I'm starting to lean towards the opinion that if these security and identity aspects start to be implemented, then wine should just have its own user database, kind of like samba. So, for example, we create a database that maps unix users onto wine users, with flexible percieved windows permissions within the wine sandbox, or, in server environments, wine maps unix accounts onto domain accounts from the server.
This way, a user could "be administrator" within wine, but not be root on their unix box. If we just thunk wine security down to unix security, we are ignoring a very important difference between Windows and UNIX: the vast majority of unix users don't run as root; whereas the majority of Windows users /do/ run as Administrator or some equivalent.
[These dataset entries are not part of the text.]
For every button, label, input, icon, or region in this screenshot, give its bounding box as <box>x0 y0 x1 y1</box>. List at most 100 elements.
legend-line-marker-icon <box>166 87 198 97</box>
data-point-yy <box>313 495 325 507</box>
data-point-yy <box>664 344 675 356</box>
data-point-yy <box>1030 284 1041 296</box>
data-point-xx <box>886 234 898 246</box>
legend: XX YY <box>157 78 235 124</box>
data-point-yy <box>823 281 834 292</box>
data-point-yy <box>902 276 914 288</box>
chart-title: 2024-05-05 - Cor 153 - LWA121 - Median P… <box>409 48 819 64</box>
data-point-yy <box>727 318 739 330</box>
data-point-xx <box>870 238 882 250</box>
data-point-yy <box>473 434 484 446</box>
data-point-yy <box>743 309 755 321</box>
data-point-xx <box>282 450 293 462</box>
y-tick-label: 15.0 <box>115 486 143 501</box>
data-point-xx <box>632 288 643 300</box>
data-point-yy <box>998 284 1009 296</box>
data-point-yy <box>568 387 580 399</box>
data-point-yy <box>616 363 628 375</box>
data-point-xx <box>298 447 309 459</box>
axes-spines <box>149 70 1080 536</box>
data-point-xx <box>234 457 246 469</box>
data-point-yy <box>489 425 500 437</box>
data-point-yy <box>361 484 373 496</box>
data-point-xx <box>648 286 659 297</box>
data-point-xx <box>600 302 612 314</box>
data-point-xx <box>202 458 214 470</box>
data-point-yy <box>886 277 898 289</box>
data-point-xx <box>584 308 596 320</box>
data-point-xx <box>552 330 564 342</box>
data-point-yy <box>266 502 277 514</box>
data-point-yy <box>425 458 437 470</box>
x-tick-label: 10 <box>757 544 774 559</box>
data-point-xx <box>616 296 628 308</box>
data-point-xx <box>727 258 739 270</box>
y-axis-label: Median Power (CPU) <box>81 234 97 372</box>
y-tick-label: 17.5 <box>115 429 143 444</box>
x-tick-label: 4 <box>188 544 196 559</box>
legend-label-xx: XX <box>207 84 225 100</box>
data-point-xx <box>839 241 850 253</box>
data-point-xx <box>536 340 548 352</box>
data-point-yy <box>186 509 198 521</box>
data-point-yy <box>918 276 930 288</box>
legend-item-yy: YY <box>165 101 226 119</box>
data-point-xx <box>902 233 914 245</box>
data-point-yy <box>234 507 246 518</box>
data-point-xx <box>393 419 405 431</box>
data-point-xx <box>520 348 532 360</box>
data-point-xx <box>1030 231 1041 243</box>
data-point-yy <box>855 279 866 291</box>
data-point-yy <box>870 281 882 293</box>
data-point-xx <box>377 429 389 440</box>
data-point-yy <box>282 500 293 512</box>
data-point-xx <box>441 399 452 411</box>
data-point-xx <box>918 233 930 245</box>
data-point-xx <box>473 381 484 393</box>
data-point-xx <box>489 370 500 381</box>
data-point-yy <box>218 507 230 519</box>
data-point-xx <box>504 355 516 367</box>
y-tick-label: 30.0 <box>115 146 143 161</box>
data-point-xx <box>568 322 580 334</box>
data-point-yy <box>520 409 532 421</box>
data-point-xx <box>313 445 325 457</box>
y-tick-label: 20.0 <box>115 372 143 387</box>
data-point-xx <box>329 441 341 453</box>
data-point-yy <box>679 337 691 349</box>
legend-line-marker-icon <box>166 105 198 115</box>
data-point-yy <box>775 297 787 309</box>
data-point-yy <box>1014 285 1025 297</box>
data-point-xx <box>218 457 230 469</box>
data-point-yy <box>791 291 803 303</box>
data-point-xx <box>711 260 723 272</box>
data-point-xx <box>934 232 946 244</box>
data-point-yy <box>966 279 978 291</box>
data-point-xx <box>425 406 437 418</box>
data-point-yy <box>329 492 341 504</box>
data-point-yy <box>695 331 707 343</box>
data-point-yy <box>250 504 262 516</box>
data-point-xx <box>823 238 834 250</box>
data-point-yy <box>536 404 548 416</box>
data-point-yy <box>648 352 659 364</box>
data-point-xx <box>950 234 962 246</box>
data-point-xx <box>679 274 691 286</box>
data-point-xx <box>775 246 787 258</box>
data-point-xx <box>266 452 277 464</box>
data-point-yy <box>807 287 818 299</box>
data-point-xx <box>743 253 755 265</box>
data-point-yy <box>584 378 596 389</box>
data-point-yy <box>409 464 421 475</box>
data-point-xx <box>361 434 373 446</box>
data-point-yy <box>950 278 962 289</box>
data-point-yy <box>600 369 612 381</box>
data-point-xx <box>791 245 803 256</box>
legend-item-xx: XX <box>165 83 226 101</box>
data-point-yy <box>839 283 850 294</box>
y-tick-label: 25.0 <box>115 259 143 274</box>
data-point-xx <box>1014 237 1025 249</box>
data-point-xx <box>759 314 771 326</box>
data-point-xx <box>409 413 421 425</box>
An example: wine users need to run installers. Installers, as often as not, need Administrator permissions. This isn't an issue right now because wine ignores security and tends to look like Windows 98 or lower, anyhow. As we move towards a 2000/XP-like implementation (this is inevitable and unavoidable IMO if we want wine to remain useful), things start to get really awkward. So, User X wants to run Adobe Acrobat installer (which more-or-less works with wine right now). But it's the future, and wine looks like W2K. So when the installer gets to the stuff about installing printer drivers, it fails, forcing the user to become root to do the install. But root doesn't even have a ~/.wine directory! And if the user creates a symlink, all hell breaks loose because fake_windows becomes a mix of files owned by root and files owned by the user. I could concoct tons of similar examples. But I'll spare you the bandwidth.
In short: wine has relied on unix security historically, and it's been good enough, because wine security / permissions implementations have been nonexistant or exceedingly simple. Once we start getting more sophisticated about W32 security (and it seems to me, based on recent discussion, that this time is coming sooner than later), it's going to be inappropriate to continue with this approach, because we don't want to encourage users to do wine stuff as root.